Moving the data points is easy with plottools:-transform. The hard part is deciding what the tickmarks should be. Once you've decided on the numbers for the ticks, placing them on the axis is easy.

I speak from experience: Back in Maple V or Maple 6, I was so dissastified with the ticks in plots[logplot]plots[loglogplot]plots[semilogplot], and their 3D counterparts that I rewrote the whole lot. And I also invented the equivalent of today's mode= log, which didn't exist at that time. All-in-all, it was about 600 lines of code, with about 2/3 of that for tickmarks. Unfortunately, that code won't run anymore. If it did run, it would be easy to replace the logarithm with any symbolically invertible strictly increasing function, such as your x^3 or x^(1/3).

@tomleslie I was just making a practical suggestion in case you wanted your plots to appear the same (or close) when posted here as they appear in Maple. I know that that's not the way that things should be; that's just the way that they are. Getting MaplePrimes bugs fixed seems much more difficult than Maple bugs.

@tomleslie If you specifically include gridlines= false in the code, then the gridlines won't appear when the worksheet is uploaded here.

@Thomas Richard More to the point is is's existential partner coulditbe:

coulditbe(f=0) assuming x<0, y<0;
      false

@Thomas Dean What Kitonum did wasn't factoring the polynomial in the usual sense, but rather factoring additive subparts. I don't think that there's any reasonable algorithm for it---it involves a lot of educated guesswork. I call it "subfactoring". 

@Thomas Dean For irreducible real polynomials in two variables, this is usually the best way to plot:

algcurves:-plot_real_curve(f, x, y);

One great thing about this is that you don't need to specify ranges for the variables---the command figures out appropriate ranges.

@nm The "main" for Maple is what is executing at the level where you type commands. No proc is equivalent to a "main".

@Joe Riel I didn't mean to imply that it was the same string. I'm just saying that &eacute; is a much-more-convenient way to enter e with an (acute) accent directly from the keyboard, rather than creating the string externally and copy-and-pasting or programming the bit-level manipulations of Unicode.

@lplex Maple understands most (perhaps all?) HTML &-codes directly typed into strings. So:

"d&eacute;cembre";

So copy-and-paste is not needed. This is much more user-friendly than Unicode (for direct keyboard input), even if it takes a few more bytes of memory. All such codes begin with &, are followed by some descriptive letters, and end with ;.

@Samir Khan You can easily directly compute the Katz centrality as below. This can be done in the worksheet anyplace after the graph G has been defined.

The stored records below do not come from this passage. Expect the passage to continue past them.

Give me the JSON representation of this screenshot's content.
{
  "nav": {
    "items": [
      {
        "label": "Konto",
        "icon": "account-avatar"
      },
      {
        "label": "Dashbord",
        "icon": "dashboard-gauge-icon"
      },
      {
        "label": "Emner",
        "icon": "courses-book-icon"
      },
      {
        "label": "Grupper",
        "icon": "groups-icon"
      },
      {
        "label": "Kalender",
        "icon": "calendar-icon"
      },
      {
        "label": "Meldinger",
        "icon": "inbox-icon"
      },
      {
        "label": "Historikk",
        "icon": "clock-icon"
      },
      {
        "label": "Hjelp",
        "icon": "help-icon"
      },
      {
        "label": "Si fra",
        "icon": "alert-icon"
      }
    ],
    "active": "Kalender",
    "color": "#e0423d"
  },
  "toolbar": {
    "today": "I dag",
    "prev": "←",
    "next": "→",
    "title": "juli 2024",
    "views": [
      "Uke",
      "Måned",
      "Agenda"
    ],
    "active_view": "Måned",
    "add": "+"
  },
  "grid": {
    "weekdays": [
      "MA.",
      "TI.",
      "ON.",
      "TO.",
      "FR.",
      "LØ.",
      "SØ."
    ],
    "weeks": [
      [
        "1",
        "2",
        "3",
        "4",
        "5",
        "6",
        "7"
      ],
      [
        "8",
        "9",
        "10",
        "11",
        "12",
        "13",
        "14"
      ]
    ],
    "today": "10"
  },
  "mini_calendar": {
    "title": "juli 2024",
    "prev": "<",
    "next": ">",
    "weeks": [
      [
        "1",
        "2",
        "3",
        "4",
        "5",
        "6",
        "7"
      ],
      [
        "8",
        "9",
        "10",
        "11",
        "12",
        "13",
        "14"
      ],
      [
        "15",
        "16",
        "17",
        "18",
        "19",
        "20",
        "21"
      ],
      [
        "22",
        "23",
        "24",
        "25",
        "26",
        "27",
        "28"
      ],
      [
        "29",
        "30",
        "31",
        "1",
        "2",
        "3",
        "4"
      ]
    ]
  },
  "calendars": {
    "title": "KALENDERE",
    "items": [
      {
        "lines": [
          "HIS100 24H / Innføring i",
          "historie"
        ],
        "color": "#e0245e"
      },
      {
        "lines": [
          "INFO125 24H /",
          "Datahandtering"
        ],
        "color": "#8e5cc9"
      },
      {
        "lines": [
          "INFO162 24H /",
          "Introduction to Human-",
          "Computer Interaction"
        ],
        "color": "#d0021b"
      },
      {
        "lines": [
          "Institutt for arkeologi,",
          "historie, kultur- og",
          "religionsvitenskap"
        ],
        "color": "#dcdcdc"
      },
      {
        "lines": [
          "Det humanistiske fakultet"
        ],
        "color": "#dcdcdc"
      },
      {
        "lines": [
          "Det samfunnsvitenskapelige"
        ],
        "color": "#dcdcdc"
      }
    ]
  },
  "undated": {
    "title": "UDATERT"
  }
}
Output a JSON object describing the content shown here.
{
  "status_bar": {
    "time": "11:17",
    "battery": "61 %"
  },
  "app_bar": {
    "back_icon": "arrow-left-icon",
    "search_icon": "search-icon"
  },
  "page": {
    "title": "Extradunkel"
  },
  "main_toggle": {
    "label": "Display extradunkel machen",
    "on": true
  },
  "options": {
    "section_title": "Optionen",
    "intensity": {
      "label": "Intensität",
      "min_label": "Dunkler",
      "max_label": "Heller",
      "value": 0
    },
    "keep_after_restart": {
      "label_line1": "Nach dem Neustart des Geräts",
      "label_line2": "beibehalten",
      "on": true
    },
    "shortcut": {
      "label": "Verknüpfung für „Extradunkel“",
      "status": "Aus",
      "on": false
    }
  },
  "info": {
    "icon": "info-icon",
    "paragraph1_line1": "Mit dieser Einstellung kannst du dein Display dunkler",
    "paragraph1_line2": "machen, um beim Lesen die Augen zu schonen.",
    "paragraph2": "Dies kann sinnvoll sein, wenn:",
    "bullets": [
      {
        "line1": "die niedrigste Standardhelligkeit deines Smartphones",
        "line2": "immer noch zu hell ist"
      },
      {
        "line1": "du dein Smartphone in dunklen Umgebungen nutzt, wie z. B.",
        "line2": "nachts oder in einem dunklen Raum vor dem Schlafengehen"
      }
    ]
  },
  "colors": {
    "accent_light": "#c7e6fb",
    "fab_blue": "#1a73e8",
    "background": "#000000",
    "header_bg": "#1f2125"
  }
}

GT:= GraphTheory:  LA:= LinearAlgebra:
A:= Matrix(
    GT:-AdjacencyMatrix(G), shape= symmetric, datatype= hfloat
):
ME:= max(abs~(LA:-Eigenvalues(A)));
n:= upperbound(A,1):
CF:= 1.1: #Convergence factor: Can be any number > 1.
I__n:= Matrix(n, shape= identity, datatype= hfloat):
Ones:= Vector(n, 1, datatype= hfloat):
katz_centrality:= LA:-LinearSolve(I__n - A/CF/ME, Ones) -~ 1:

Then proceed with the sorting and plotting exactly as before.

@Adam Ledger CygWin is not a Linux virtual machine, it's just a Linux-like command-window environment. You can still run all your Windows programs from it, including Maple.